I should have seen it coming. For months, my 3-year-old son had been asking my husband to do crafts with him, give him baths, read him stories, and play his favorite board game. He waited eagerly each night for my husband to get home from work and asked, "Where's Daddy?" whenever my husband left the house. As parents go, I was definitely second choice.
When he insisted one night that my husband put him to bed (one of my favorite rituals as a parent), I braced myself and asked, in what I hoped was a casual way, "Why do you want Daddy to put you to bed instead of Mommy?"
He looked up at me from under his long eyelashes and said matter-of-factly, "Because I like Daddy better."
Ouch. I've always been prone to mom guilt, so his guileless confession sent my mind racing. Was it because I'd recently begun working more? Was I focusing too much on his older siblings? Or was it just another (mostly) harmless curveball tossed by my busy, emotional, and sometimes confusing 3-year-old?
First things first: Is it normal for a young child to favor Mom or Dad? Thankfully, yes. "This is very normal and very common," Dr. Reischer assures me. "The issue comes up in a lot of families I see."
For parents experiencing this favoritism dynamic, Dr. Reischer suggests to first assess the situation: Is the favoritism an occasional issue? Or is there a daily struggle with a child who prefers either Mommy or Daddy?
If it's the latter, Dr. Reischer suggests examining your big-picture relationship with your child.
"Everyone in a parenting role needs a warm, supportive relationship with the child," she says. "This type of favoritism may be mirroring something in the relationship—not spending enough time together, not being hands-on enough in parenting, maybe a good cop/bad cop dynamic among Mom and Dad."
Why do young children express favoritism? They're simply figuring out how to navigate relationships. "As I always say, they're little scientists, just watching to see how we work," Dr. Reischer says. "They wonder 'What happens if I do this?'"
If you've ever experienced this dynamic, whether as the preferred parent or the rejected one, consider Dr Reischer's five tips to deal with the situation to get your relationship back on track:
1. Never respond in a negative way.
"But I want Daddy to put me to bed!" your child shrieks. You may feel rejected, but resist the urge to snap at her or withdraw emotionally. "Kids are candid—they don't edit," Dr. Reischer says. Refusing to edit yourself will only make both of you feel worse. Additionally, don't dwell on the situation—if she asks you to play a game, the worst thing to say is, "Well, you didn't want me to play yesterday!"
2. React with empathy.
You may not like what your child is saying, but you should validate it anyway. "If your child says, 'I want Daddy!' you can say calmly, 'I hear that you want Daddy, and I know that you love Daddy,'" Dr. Reischer says.
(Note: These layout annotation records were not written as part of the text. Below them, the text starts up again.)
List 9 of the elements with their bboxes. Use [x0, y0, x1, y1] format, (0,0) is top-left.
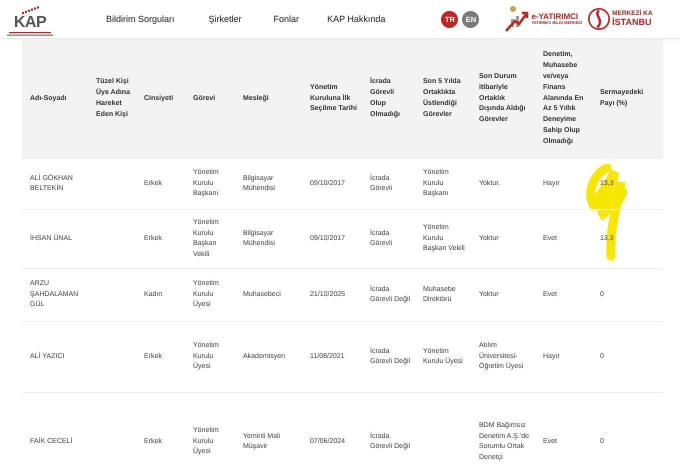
nav-link[interactable]: Şirketler	[208, 14, 242, 24]
figure-logo-icon	[588, 6, 610, 32]
kap-logo[interactable]: KAP	[4, 1, 56, 37]
nav-link[interactable]: Fonlar	[274, 14, 300, 24]
nav-link[interactable]: Bildirim Sorguları	[106, 14, 175, 24]
logo-tagline-drawing	[7, 31, 53, 37]
rising-chart-icon	[505, 5, 530, 33]
logo-text: KAP	[14, 15, 46, 31]
nav-link[interactable]: KAP Hakkında	[327, 14, 386, 24]
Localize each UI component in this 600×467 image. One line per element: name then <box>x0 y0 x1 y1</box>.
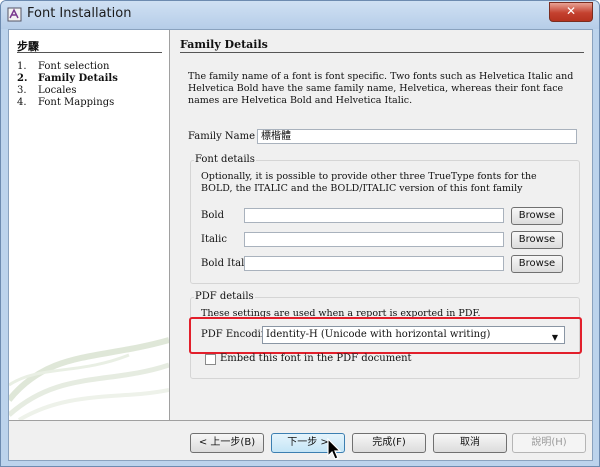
close-button[interactable]: ✕ <box>549 2 593 22</box>
cancel-button[interactable]: 取消 <box>433 433 507 453</box>
pdf-details-title: PDF details <box>194 291 255 302</box>
italic-font-input[interactable] <box>244 232 504 247</box>
pdf-encoding-value: Identity-H (Unicode with horizontal writ… <box>266 329 491 340</box>
font-details-description: Optionally, it is possible to provide ot… <box>201 171 537 194</box>
mouse-cursor-icon <box>327 438 342 460</box>
window-title: Font Installation <box>27 6 132 21</box>
step-number: 1. <box>17 61 27 72</box>
step-locales: 3. Locales <box>17 85 76 96</box>
step-font-selection: 1. Font selection <box>17 61 110 72</box>
bold-font-input[interactable] <box>244 208 504 223</box>
bold-label: Bold <box>201 210 224 221</box>
close-icon: ✕ <box>565 4 577 18</box>
bold-italic-browse-button[interactable]: Browse <box>511 255 563 273</box>
title-bar[interactable]: Font Installation ✕ <box>1 1 599 29</box>
section-description: The family name of a font is font specif… <box>188 71 574 106</box>
step-family-details: 2. Family Details <box>17 73 118 84</box>
step-label: Font selection <box>38 61 110 72</box>
help-button[interactable]: 說明(H) <box>512 433 586 453</box>
step-number: 3. <box>17 85 27 96</box>
wizard-body: 步驟 1. Font selection 2. Family Details 3. L… <box>8 29 593 461</box>
family-name-label: Family Name <box>188 131 256 142</box>
bold-browse-button[interactable]: Browse <box>511 207 563 225</box>
step-font-mappings: 4. Font Mappings <box>17 97 114 108</box>
footer-divider <box>9 420 592 421</box>
decorative-swirl-graphic <box>9 337 169 420</box>
embed-font-label: Embed this font in the PDF document <box>220 353 412 364</box>
step-number: 2. <box>17 73 28 84</box>
font-details-title: Font details <box>194 154 256 165</box>
family-name-input[interactable]: 標楷體 <box>257 129 577 144</box>
steps-panel: 步驟 1. Font selection 2. Family Details 3. L… <box>9 30 170 420</box>
back-button[interactable]: < 上一步(B) <box>190 433 264 453</box>
step-number: 4. <box>17 97 27 108</box>
italic-label: Italic <box>201 234 227 245</box>
step-label: Locales <box>38 85 77 96</box>
app-icon <box>7 7 22 22</box>
pdf-encoding-select[interactable]: Identity-H (Unicode with horizontal writ… <box>262 326 565 344</box>
embed-font-checkbox[interactable] <box>205 354 216 365</box>
section-divider <box>180 52 584 53</box>
bold-italic-font-input[interactable] <box>244 256 504 271</box>
italic-browse-button[interactable]: Browse <box>511 231 563 249</box>
chevron-down-icon[interactable]: ▼ <box>552 330 558 346</box>
content-panel: Family Details The family name of a font… <box>170 30 592 420</box>
steps-divider <box>17 52 162 53</box>
finish-button[interactable]: 完成(F) <box>352 433 426 453</box>
step-label: Family Details <box>38 73 118 84</box>
font-installation-window: Font Installation ✕ 步驟 1. Font selection … <box>0 0 600 467</box>
section-title: Family Details <box>180 38 268 51</box>
step-label: Font Mappings <box>38 97 115 108</box>
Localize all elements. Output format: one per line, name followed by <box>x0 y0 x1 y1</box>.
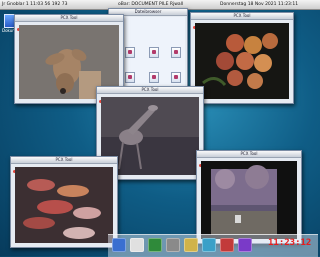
file-icon[interactable] <box>149 47 159 58</box>
window-titlebar[interactable]: PCX Tool <box>15 15 123 31</box>
dock-app-icon[interactable] <box>148 238 162 252</box>
koi-photo <box>15 167 113 243</box>
window-title: PCX Tool <box>141 87 159 92</box>
window-titlebar[interactable]: PCX Tool <box>197 151 301 167</box>
image-window-garden[interactable]: PCX Tool <box>196 150 302 244</box>
dock-app-icon[interactable] <box>130 238 144 252</box>
window-titlebar[interactable]: PCX Tool <box>191 13 293 29</box>
window-titlebar[interactable]: PCX Tool <box>97 87 203 103</box>
window-title: PCX Tool <box>240 151 258 156</box>
window-title: PCX Tool <box>60 15 78 20</box>
window-title: PCX Tool <box>233 13 251 18</box>
dock-app-icon[interactable] <box>220 238 234 252</box>
garden-photo <box>201 161 297 239</box>
menubar-clock-text: Donnerstag 18 Nov 2021 11:23:11 <box>220 2 299 7</box>
dock-app-icon[interactable] <box>184 238 198 252</box>
window-titlebar[interactable]: PCX Tool <box>11 157 117 173</box>
dock-app-icon[interactable] <box>202 238 216 252</box>
dock-clock: 11:23:12 <box>268 238 312 248</box>
dock: 11:23:12 <box>108 234 318 257</box>
file-icon[interactable] <box>171 72 181 83</box>
dock-app-icon[interactable] <box>238 238 252 252</box>
image-window-koi[interactable]: PCX Tool <box>10 156 118 248</box>
file-icon[interactable] <box>125 47 135 58</box>
file-icon[interactable] <box>149 72 159 83</box>
file-icon[interactable] <box>125 72 135 83</box>
dock-app-icon[interactable] <box>166 238 180 252</box>
menubar-left-text: Jr Gnoblar 1 11:03 56 192 73 <box>2 2 68 7</box>
window-title: PCX Tool <box>55 157 73 162</box>
image-window-apples[interactable]: PCX Tool <box>190 12 294 104</box>
file-icon[interactable] <box>171 47 181 58</box>
dock-app-icon[interactable] <box>112 238 126 252</box>
apples-photo <box>195 23 289 99</box>
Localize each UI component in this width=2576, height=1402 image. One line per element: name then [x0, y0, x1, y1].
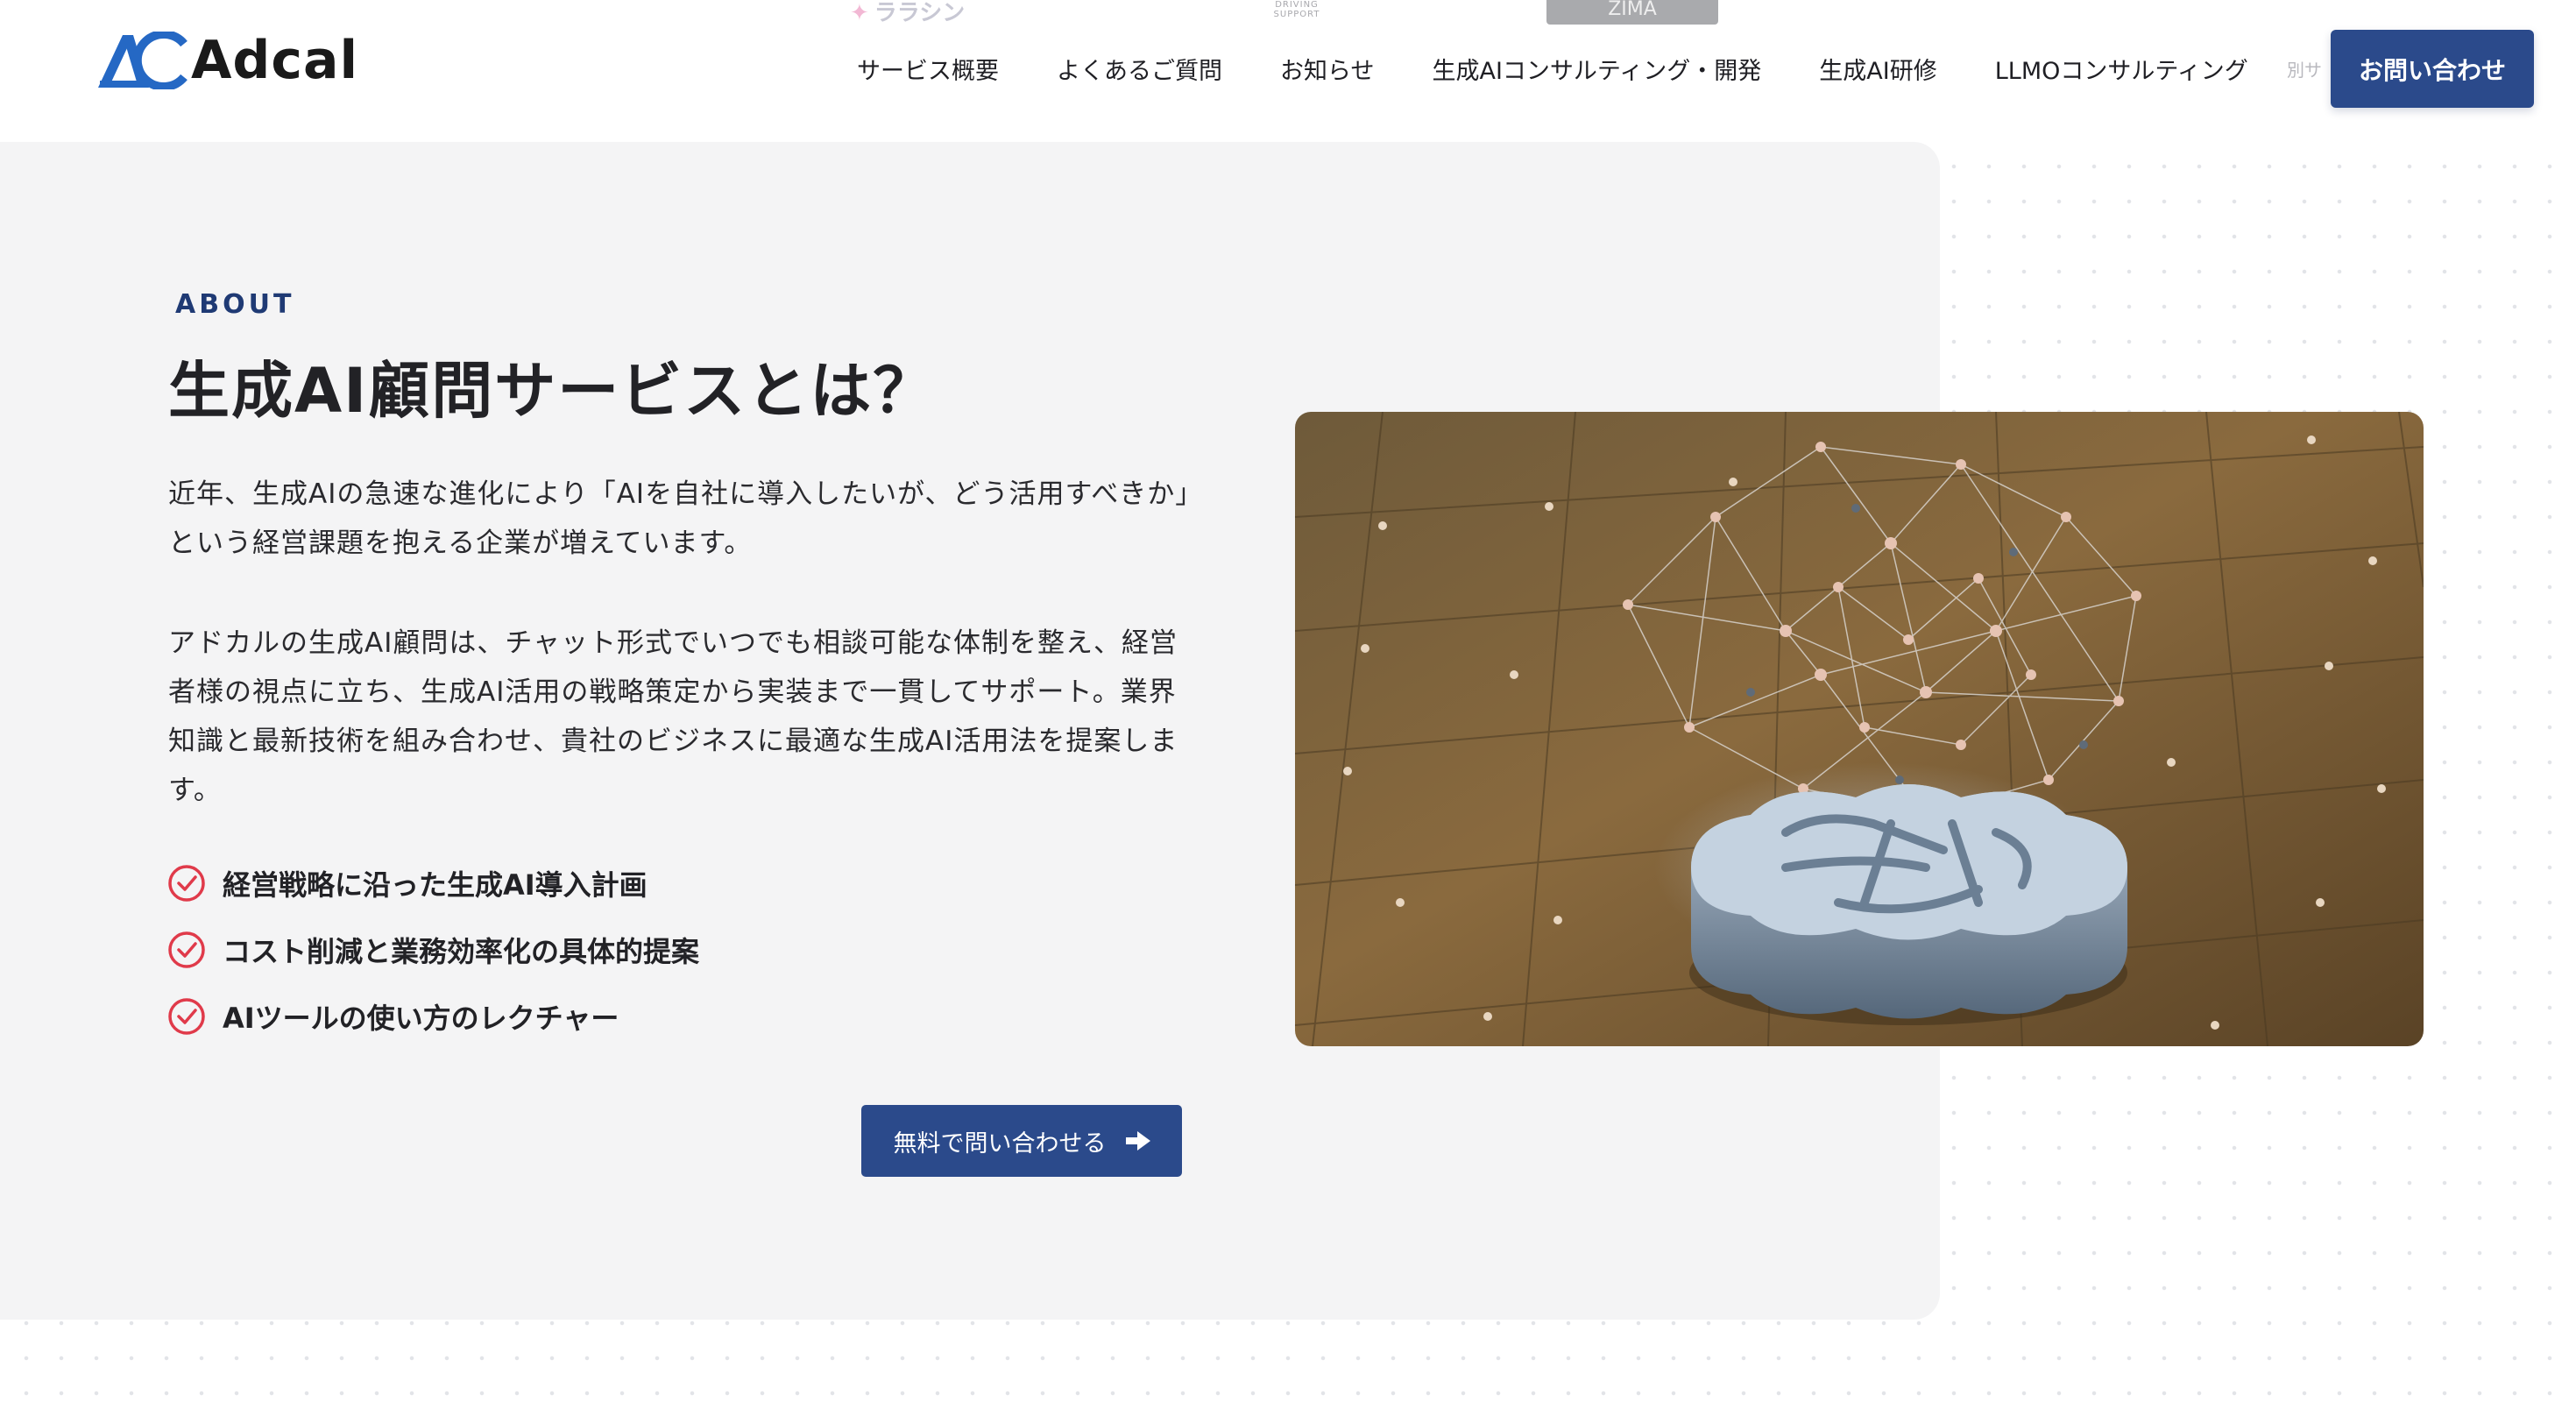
- site-header: Adcal ✦ ララシン DRIVING SUPPORT ZIMA サービス概要 …: [0, 0, 2576, 140]
- section-eyebrow: ABOUT: [175, 289, 295, 320]
- check-circle-icon: [168, 931, 205, 968]
- logo-text: Adcal: [191, 30, 359, 91]
- nav-item-news[interactable]: お知らせ: [1280, 52, 1374, 86]
- check-circle-icon: [168, 998, 205, 1035]
- intro-paragraph: 近年、生成AIの急速な進化により「AIを自社に導入したいが、どう活用すべきか」と…: [168, 478, 1190, 559]
- main-nav: サービス概要 よくあるご質問 お知らせ 生成AIコンサルティング・開発 生成AI…: [857, 51, 2248, 86]
- nav-item-llmo-consulting[interactable]: LLMOコンサルティング: [1995, 52, 2248, 86]
- nav-item-ai-consulting[interactable]: 生成AIコンサルティング・開発: [1432, 52, 1761, 86]
- checklist-item: コスト削減と業務効率化の具体的提案: [166, 917, 699, 983]
- cta-label: 無料で問い合わせる: [893, 1129, 1107, 1158]
- feature-checklist: 経営戦略に沿った生成AI導入計画 コスト削減と業務効率化の具体的提案 AIツール…: [166, 850, 699, 1050]
- ai-brain-image: [1295, 412, 2424, 1046]
- adcal-logo-icon: [98, 32, 188, 89]
- nav-item-faq[interactable]: よくあるご質問: [1057, 52, 1222, 86]
- partner-logo-3: ZIMA: [1546, 0, 1718, 25]
- contact-button[interactable]: お問い合わせ: [2331, 30, 2534, 108]
- free-inquiry-button[interactable]: 無料で問い合わせる: [861, 1105, 1182, 1177]
- partner-logo-1: ✦ ララシン: [850, 0, 966, 26]
- nav-item-service-overview[interactable]: サービス概要: [857, 52, 999, 86]
- partner-logos: ✦ ララシン DRIVING SUPPORT ZIMA: [841, 0, 1718, 26]
- check-circle-icon: [168, 865, 205, 902]
- checklist-item: AIツールの使い方のレクチャー: [166, 983, 699, 1050]
- checklist-item: 経営戦略に沿った生成AI導入計画: [166, 850, 699, 917]
- checklist-item-label: 経営戦略に沿った生成AI導入計画: [223, 868, 648, 902]
- arrow-right-icon: [1125, 1131, 1150, 1151]
- nav-item-overflow: 別サ: [2287, 60, 2322, 81]
- site-logo[interactable]: Adcal: [96, 30, 358, 91]
- section-heading: 生成AI顧問サービスとは？: [168, 355, 937, 427]
- nav-item-ai-training[interactable]: 生成AI研修: [1819, 52, 1936, 86]
- checklist-item-label: コスト削減と業務効率化の具体的提案: [223, 935, 700, 968]
- ai-brain-illustration: [1295, 412, 2424, 1046]
- description-paragraph: アドカルの生成AI顧問は、チャット形式でいつでも相談可能な体制を整え、経営者様の…: [168, 627, 1178, 806]
- partner-logo-2: DRIVING SUPPORT: [1273, 0, 1320, 19]
- checklist-item-label: AIツールの使い方のレクチャー: [223, 1002, 619, 1035]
Even if you can't (or choose not to) honor his request, it's important that he feels heard.
3. Ensure each parent strikes a balance between work and fun.
Perhaps you take your child grocery shopping, make her sandwich, and brush her teeth—then your partner walks in the door and it's non-stop playtime. For everyone's sake, it's important that each parent take on a mix of "fun" and "work." As Dr. Reischer points out, "The child may just want who they perceive is easier—the parent who gives them one more story or dessert."
4. Formulate a predictable schedule.
If a struggle ensues regularly when your child prefers Mom or Dad for certain activities, you can combat it with a regular schedule. Kids thrive on structure, and if you and your partner alternate nightly bathtime duty, your child will get to know the routine. Rather than "Daddy can't give me a bath because Mommy is being mean," the situation becomes "Mommy's giving me my bath tonight because it's Monday."
5. Above all, focus on love and respect.
Feeling like the least favorite parent can sting, but it's vital to respond with kindness, respect, and love no matter what your child says. "You want to maintain a loving connection," Dr. Reischer says. "That's what unconditional love means: I love you no matter what, even if I don't like your behavior."